Ia bermimpi tentang debu dan padang pasir. Tersesat dalam gelap sementara badai pasir di hadapannya menggulung-gulung perlahan dalam diam. Tiap butirannya menjadi teka-teki yang tak bisa diretas sebelum akhirnya sirna. Hiraya terbangun, merasakan butiran-butiran itu menghilang bersama hentakan tiba-tiba. Entah kenapa pikirannya gelisah, penuh dengan hal-hal asing. Ketakutan, kerinduan, dan kesedihan yang diperas secara bersamaan. Tubuhnya gigil, seolah mengindap penyakit akut selama bertahun-tahun.
Edmonton awal Januari. Tiga jam sebelum matahari terbit dengan keheningan yang masih menyebar. Angin musim dingin perlahan menyapu mimpinya. Kabut tipis bergerak ke darat, melewati barisan gedung kawasan Edinboro Road.
Ketika kesunyian benar-benar sampai pada titik tak tertanggungkan, gadis itu mulai menangis. Tangisan yang muncul dari lubuk tak terduga. Hingga matahari perlahan terbit di horizon, sisa-sisa mimpi ganjil itu pun mengendap dalam senyap.
Butuh setidaknya satu jam bagi Hiraya untuk menenangkan diri sebelum akhirnya memaksa tubuhnya untuk bangkit dan beranjak ke kamar mandi. Ditambah satu jam lagi untuk bersiap-siap sebelum meninggalkan flat.

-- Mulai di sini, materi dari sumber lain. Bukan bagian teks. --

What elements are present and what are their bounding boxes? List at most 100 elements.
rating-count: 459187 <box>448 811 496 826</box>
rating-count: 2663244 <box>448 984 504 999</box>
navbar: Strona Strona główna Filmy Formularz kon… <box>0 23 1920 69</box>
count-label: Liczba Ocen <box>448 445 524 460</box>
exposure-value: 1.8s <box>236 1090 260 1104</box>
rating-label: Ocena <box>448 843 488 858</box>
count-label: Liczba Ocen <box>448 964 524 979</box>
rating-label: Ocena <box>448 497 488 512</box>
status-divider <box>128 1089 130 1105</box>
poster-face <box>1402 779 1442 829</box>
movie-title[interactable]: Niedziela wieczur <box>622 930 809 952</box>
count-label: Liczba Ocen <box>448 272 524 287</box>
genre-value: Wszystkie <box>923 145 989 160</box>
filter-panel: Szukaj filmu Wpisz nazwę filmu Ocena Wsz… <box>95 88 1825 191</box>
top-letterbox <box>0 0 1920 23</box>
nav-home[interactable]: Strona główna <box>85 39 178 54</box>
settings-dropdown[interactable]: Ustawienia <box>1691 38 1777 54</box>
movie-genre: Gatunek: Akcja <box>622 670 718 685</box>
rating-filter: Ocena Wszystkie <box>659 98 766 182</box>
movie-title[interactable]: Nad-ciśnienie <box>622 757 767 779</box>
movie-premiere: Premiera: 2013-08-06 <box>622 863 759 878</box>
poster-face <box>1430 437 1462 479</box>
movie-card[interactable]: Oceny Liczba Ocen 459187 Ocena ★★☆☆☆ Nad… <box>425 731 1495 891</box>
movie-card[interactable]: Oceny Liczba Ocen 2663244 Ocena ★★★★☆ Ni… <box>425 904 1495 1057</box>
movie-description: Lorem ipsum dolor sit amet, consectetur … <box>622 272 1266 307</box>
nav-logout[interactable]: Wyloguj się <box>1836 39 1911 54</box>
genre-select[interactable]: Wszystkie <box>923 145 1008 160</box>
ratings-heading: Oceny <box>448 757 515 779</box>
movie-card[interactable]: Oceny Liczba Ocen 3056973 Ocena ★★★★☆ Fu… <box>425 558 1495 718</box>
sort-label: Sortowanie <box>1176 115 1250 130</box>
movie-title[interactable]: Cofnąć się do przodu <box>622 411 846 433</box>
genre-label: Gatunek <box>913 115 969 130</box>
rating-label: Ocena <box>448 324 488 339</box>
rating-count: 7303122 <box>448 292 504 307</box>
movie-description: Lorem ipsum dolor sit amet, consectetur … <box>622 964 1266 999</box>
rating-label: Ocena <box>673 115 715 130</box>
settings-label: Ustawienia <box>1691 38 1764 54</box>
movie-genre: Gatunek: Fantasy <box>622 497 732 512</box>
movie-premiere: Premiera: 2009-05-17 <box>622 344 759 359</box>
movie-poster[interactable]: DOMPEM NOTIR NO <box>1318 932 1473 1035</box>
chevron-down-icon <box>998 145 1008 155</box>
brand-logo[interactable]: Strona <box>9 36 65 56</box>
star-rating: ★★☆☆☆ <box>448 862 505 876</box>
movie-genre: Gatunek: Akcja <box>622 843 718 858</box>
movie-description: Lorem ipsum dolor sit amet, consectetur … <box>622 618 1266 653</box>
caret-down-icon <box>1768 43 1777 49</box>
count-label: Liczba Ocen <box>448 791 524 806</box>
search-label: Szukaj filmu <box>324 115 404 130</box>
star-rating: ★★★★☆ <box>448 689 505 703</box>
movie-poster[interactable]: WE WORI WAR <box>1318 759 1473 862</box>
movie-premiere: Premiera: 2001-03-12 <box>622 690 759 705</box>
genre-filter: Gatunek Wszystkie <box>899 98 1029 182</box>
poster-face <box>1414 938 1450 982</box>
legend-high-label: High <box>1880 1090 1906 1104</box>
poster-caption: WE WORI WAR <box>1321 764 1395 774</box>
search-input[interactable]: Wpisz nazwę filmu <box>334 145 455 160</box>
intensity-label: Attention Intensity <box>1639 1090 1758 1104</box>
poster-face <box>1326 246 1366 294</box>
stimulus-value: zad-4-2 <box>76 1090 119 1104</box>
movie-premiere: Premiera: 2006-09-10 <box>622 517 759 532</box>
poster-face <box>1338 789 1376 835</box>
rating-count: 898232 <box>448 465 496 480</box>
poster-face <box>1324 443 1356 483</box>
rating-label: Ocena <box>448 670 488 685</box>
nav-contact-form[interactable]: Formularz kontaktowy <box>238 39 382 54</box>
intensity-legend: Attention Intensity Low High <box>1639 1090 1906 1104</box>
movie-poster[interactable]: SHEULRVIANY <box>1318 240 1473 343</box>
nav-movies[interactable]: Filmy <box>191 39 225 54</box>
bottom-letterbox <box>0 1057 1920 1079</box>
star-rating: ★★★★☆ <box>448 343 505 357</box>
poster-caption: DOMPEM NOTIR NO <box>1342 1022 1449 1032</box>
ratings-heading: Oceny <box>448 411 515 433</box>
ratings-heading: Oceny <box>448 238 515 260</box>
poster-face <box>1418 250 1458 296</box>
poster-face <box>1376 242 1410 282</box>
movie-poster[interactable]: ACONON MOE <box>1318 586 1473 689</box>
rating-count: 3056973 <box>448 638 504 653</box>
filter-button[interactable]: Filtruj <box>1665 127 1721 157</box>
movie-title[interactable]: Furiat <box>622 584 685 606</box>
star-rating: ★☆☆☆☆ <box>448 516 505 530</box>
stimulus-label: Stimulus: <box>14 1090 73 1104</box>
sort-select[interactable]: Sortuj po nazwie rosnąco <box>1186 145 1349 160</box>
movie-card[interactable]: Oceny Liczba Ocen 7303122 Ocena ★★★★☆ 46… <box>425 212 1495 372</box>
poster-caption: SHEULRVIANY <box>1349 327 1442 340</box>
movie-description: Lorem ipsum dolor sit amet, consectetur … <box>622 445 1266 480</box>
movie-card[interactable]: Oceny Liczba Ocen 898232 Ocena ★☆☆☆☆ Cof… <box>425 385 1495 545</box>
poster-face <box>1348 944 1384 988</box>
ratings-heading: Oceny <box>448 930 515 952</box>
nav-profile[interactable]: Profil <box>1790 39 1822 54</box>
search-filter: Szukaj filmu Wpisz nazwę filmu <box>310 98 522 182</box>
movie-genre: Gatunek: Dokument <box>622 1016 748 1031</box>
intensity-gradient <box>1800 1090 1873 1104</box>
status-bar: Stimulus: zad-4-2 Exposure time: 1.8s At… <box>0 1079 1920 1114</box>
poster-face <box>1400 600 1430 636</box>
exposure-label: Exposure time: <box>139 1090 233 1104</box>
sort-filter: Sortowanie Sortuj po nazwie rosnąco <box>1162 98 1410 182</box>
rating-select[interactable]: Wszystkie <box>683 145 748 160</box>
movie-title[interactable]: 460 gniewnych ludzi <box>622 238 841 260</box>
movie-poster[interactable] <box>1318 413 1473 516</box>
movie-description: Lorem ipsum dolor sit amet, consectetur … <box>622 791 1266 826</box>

Kesuraman tampak di wajahnya. Kemurungan yang berakar dalam, menyelubungi wajah khas Filipinanya. Dia berjalan seorang diri, jemari-jemari gadis itu memainkan tali ransel yang tersampir di bahu, mata memandang ke tanah dengan pikiran terombang-ambing.
Rambut hitamnya disisir ke belakang menjadi satu ekor kuda. Ujung rambut sampai ke bagian bawah punggung, nyaris menyetuh bokong, tampak seperti lelehan titanium. Ia mengenakan celana danim biru tua dan sebuah baju berbahan katun berwarna hijau. Tubuh ceking dengan lingkaran bawah mata yang tampak mulai memagari.
Jalan yang Hiraya lewati sangat ramai. Pandangan gadis itu menyergap barisan manusia yang menyemut di jalan. Orang-orang tampak begitu bernafsu menaklukkan waktu. Masing-masing bersicepat dalam perjalan menuju entah ke mana. Tenggelam dalam drama hidup masing-masing, ia merasa sendirian di dunianya. Hiraya tahu ia tak pernah menjadi bagian dari putaran waktu mereka. Ia sendirian dan merasa waktu berjalan sangat aneh. Baginya, waktu adalah absurditas yang nyaris kekal. Kadang ia merasa waktu bergulir sangat cepat. Baru beberapa menit memejamkan mata, tahu-tahu pagi sudah menyapa. Terlebih ketika ia tersiksa dalam pasungan bisikan-bisikan ganjil yang semakin lama semakin sering terdengar. Dalam momen magis itu, kesadarannya atas waktu seolah lenyap.
*****
Seseorang meluncurkan nampan warna kelabu kedalam pandangan Hiraya, sementara gadis itu menatap hampa ke atas piring berisi spageti. Tangan coklat, kuku pendek dan bersih, beberapa bulu hitam liar ruas jari.
“Here you are.” Sapa Nishi. Gadis Bangladesh yang selama ini menjadi temannya. “How do you doing, Raya?”
Ia sebenarnya tidak suka dipanggil dengan cara seperti itu. Orang seharusnya tidak memenggal nama agar makna di dalam nama itu tidak tereduksi. Tapi Nishi sepertinya tidak memerhatikan ketidaksukaan Hiraya.
Sekilas keduanya tampak dekat, layaknya sahabat, namun yang sebenarnya Nishilah yang terus menempeli Hiraya. Ketertarikan aneh yang dirasakan Nishi setiap kali memandang sosok Hiraya membuatnya tidak bisa tenang jika sehari saja tak menjumpainya. Hiraya menangkap kesan itu, tapi tak menanggapi lebih. Pun tak pernah menepis setiap kehadiran gadis Bengali itu. Mungkin sebenarnya dia pun butuh teman untuk mengalihkan pikirannya dari suara-suara dalam kepalanya.
“Sort of good.” Hiraya menyendok makanan ke mulut dan mengunyahnya tanpa semangat.
“Sort of?” Nishi bertanya dengan heran.
“Ya.”
“What’s wrong?” gadis yang mengenakan kemeja kotak-kotak merah itu penuh selidik.